Sunday, August 28, 2011

Where to Captain?

Have you ever just wanted to say....OK now what, or now where do i go. That has been a constant quest in my life. There were times where the road has got a bit bumpy, and I really didn't know What to do, Where to go, Who to talk to. I have always made it a mission to get approval from other people of who i am as a person rather than being happy with who i am. I guess you can say making time for friends and the things that were going on in their life was easier than making time for myself and actually enjoying where I was.
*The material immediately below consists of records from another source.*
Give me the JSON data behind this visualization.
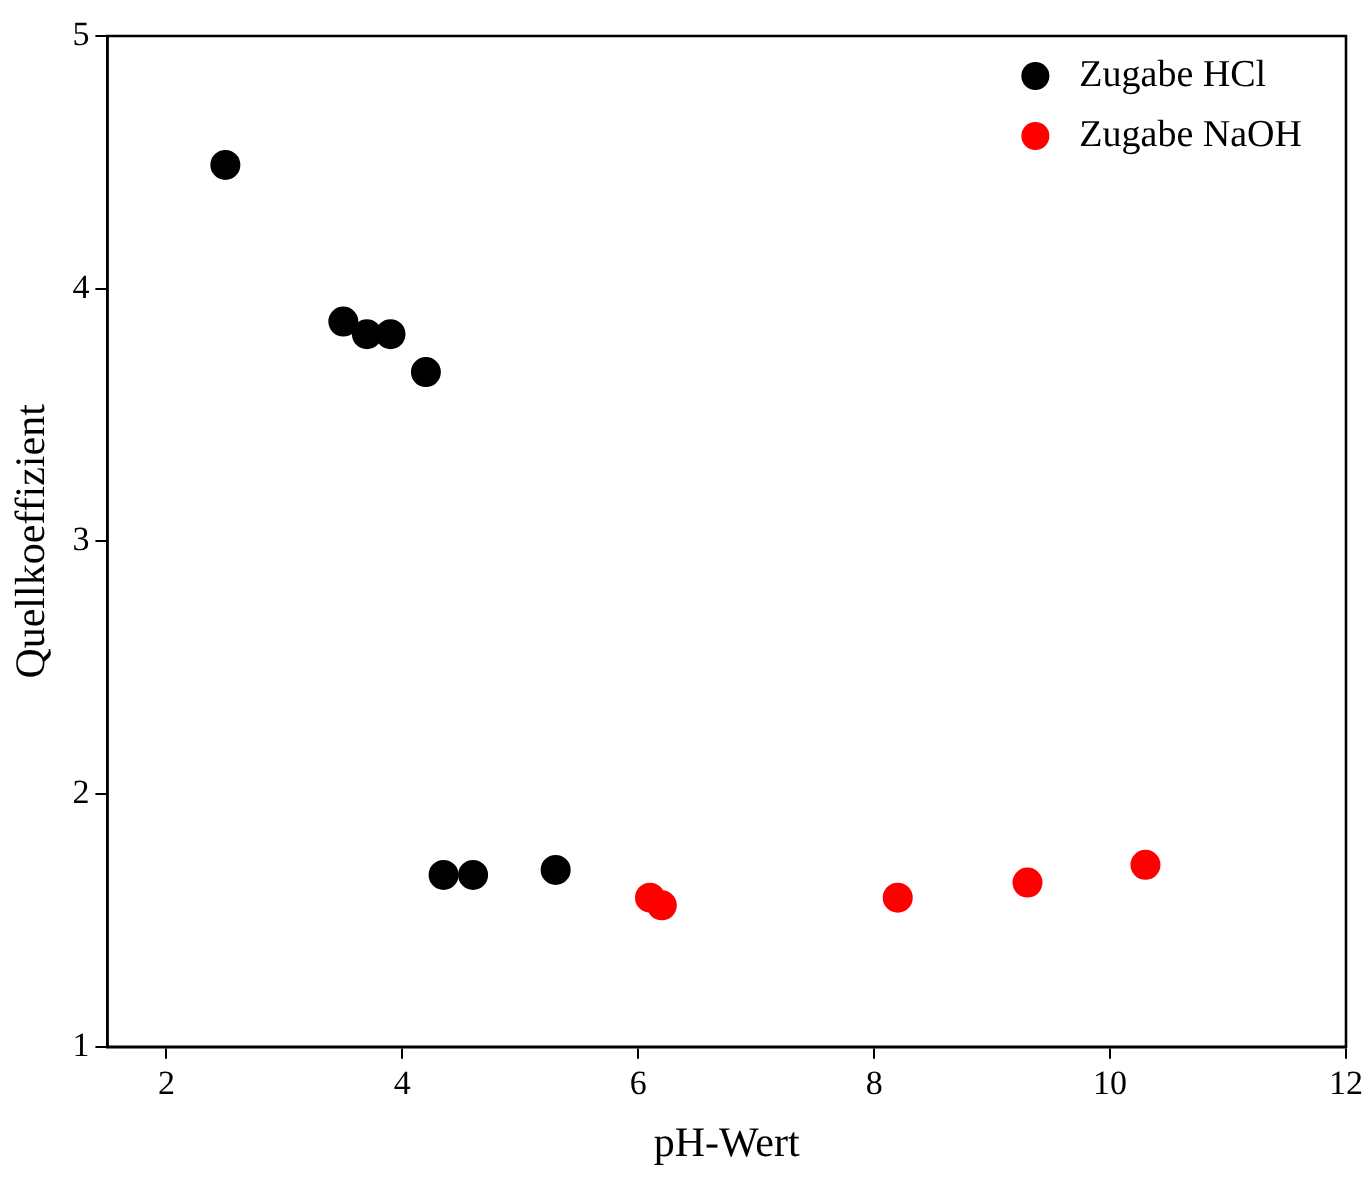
{
  "chart_data": {
    "type": "scatter",
    "xlabel": "pH-Wert",
    "ylabel": "Quellkoeffizient",
    "xlim": [
      1.5,
      12
    ],
    "xticks": [
      2,
      4,
      6,
      8,
      10,
      12
    ],
    "ylim": [
      1,
      5
    ],
    "yticks": [
      1,
      2,
      3,
      4,
      5
    ],
    "grid": false,
    "legend": "top right",
    "marker": "circle",
    "series": [
      {
        "name": "Zugabe HCl",
        "color": "#000000",
        "x": [
          2.5,
          3.5,
          3.7,
          3.9,
          4.2,
          4.35,
          4.6,
          5.3
        ],
        "values": [
          4.49,
          3.87,
          3.82,
          3.82,
          3.67,
          1.68,
          1.68,
          1.7
        ]
      },
      {
        "name": "Zugabe NaOH",
        "color": "#ff0000",
        "x": [
          6.1,
          6.2,
          8.2,
          9.3,
          10.3
        ],
        "values": [
          1.59,
          1.56,
          1.59,
          1.65,
          1.72
        ]
      }
    ]
  }
}
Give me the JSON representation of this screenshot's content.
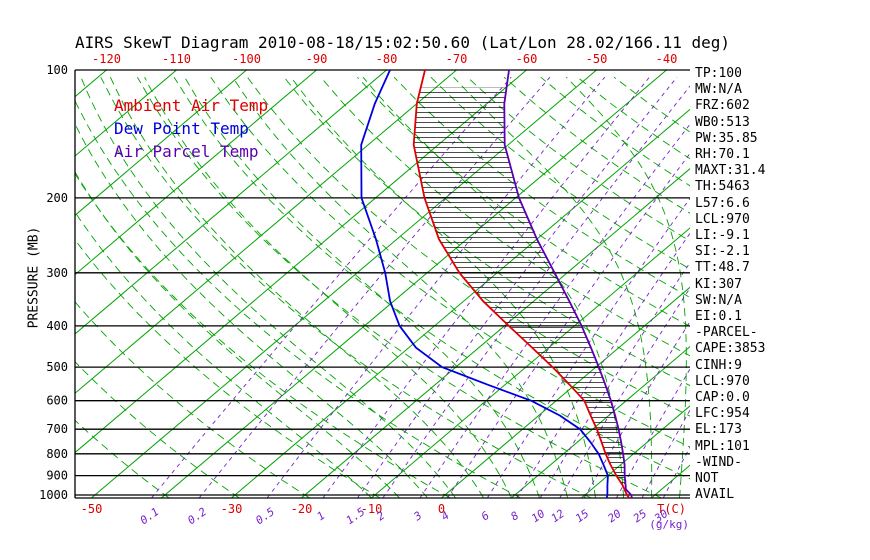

I've been searching for the man that god wants me to be and more or less where he wants me to go...this sometimes seems almost impossible....for many months i was waiting for god to help me move and decide whats best for my life, but i think he's wanting me to step out of my comfort zone and...honestly just move...i feel like honestly God is trying to pushing me to just do something and know that he's right there beside me... I feel he wants me to learn sometimes in ways that will help me grow so if that by doing something that at the time seems impossible or maybe even improbable...to honestly just put trust and faith not only in myself but in Him and just do it.....it says in Matthew 17:20 "Because you have little faith," he said. "I assure that if you have faith the size of a mustard seed, you could say to this mountain, 'Go from here to there,' and it will go. There will be nothing that you can't do."

So i guess what I'm trying to say, in tough times i feel like it is hard and some time tiring to stop and really think about things like "am i trusting someone that has my best interests in mind, or am i doing what i want to do." Our agenda sometimes over powers what God is puts in our heart. I've personally Caught my self sometimes just taking a step back and saying "Where To Captain?"